Quem é o eleitor que está fazendo Lula e Flávio oscilarem nas pesquisas

Levantamentos recentes mostram mudanças no equilíbrio da corrida presidencial e impõem novos desafios às campanhas na reta que antecede a eleição

BATANEWS/VEJA


Foto: Divulgação

A disputa entre o presidente Lula e Flávio Bolsonaro aparece cada vez mais equilibrada nas pesquisas eleitorais, impulsionada pelo movimento de um eleitor que não se identifica de forma rígida nem com o lulismo nem com o bolsonarismo. Segundo Guilherme Russo, diretor de inteligência da Quaest, esse grupo, especialmente entre eleitores do Sudeste com renda familiar de dois a cinco salários mínimos, vem se tornando mais crítico ao governo e migrando para a oposição. (este texto é um resumo do vídeo acima)
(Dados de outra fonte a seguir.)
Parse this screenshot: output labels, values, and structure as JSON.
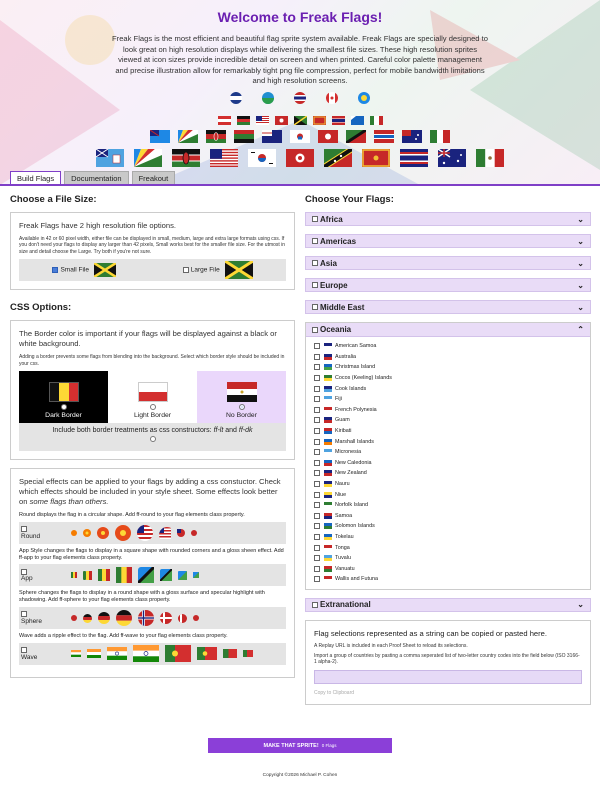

Em entrevista ao programa VEJA em Foco, apresentado por Marcela Rahal, Russo afirmou que o cenário atual é marcado por uma combinação de desgaste da administração petista, notícias negativas e fortalecimento da candidatura de Flávio Bolsonaro. “É um eleitorado que não é necessariamente de esquerda nem de direita”, explicou. “Começa a ficar um pouco mais crítico ao presidente Lula e começa a votar mais na oposição.”
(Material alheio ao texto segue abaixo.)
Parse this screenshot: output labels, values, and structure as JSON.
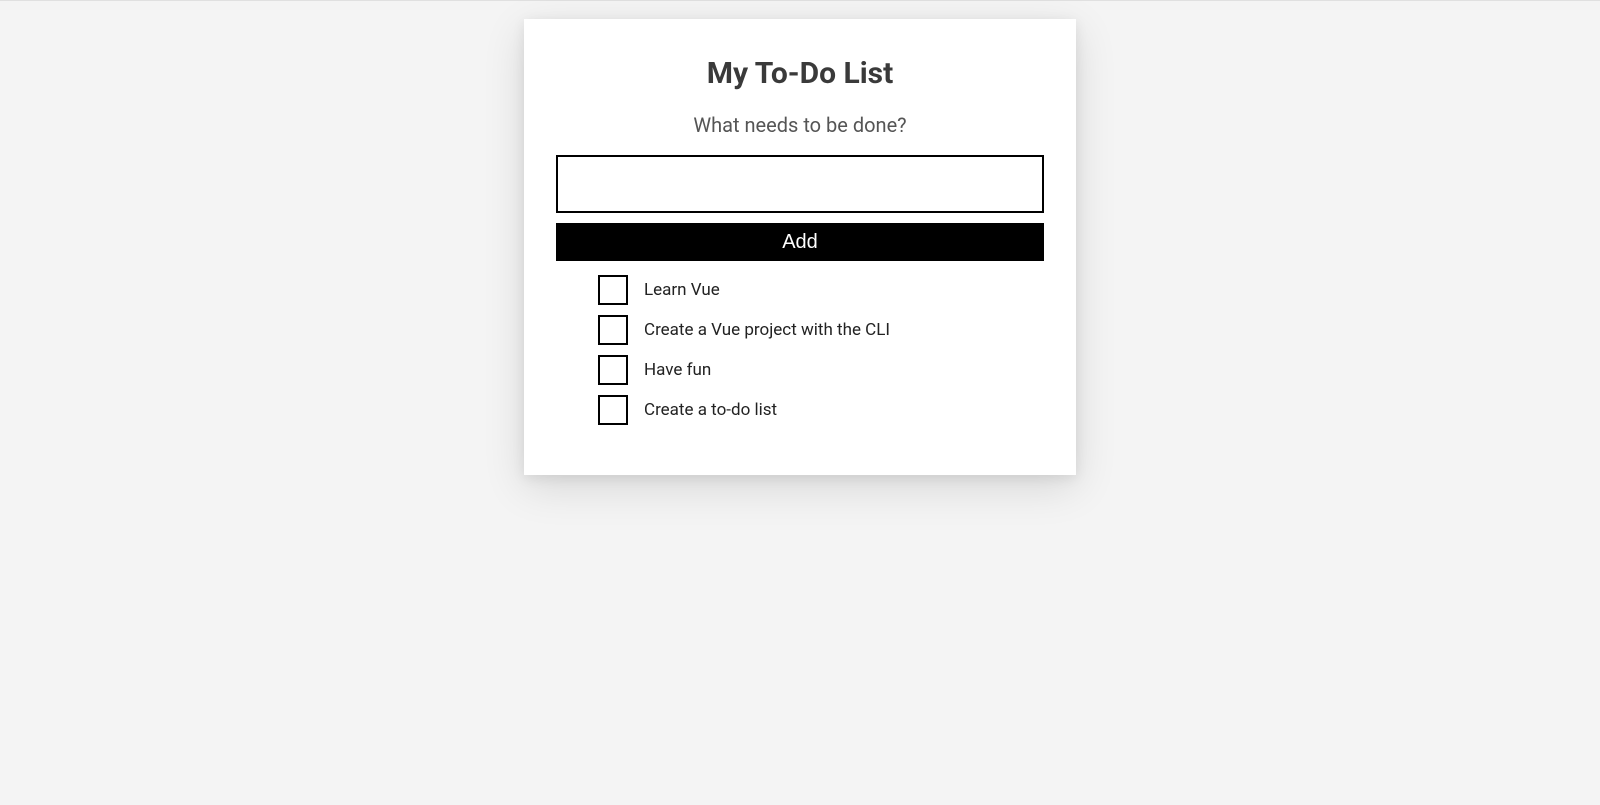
{
  "header": {
    "title": "My To-Do List"
  },
  "form": {
    "prompt_label": "What needs to be done?",
    "input_value": "",
    "add_button_label": "Add"
  },
  "todos": [
    {
      "label": "Learn Vue",
      "done": false
    },
    {
      "label": "Create a Vue project with the CLI",
      "done": false
    },
    {
      "label": "Have fun",
      "done": false
    },
    {
      "label": "Create a to-do list",
      "done": false
    }
  ]
}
A pesquisa Quaest citada no programa mostra Lula com 36% das intenções de voto no primeiro turno, contra 31% de Flávio Bolsonaro. Augusto Cury aparece com 7%; Renan Santos e Ronaldo Caiado têm 4% cada; e Romeu Zema registra 1%. Os indecisos somam 10%, enquanto brancos, nulos e eleitores que afirmam não votar representam 7%.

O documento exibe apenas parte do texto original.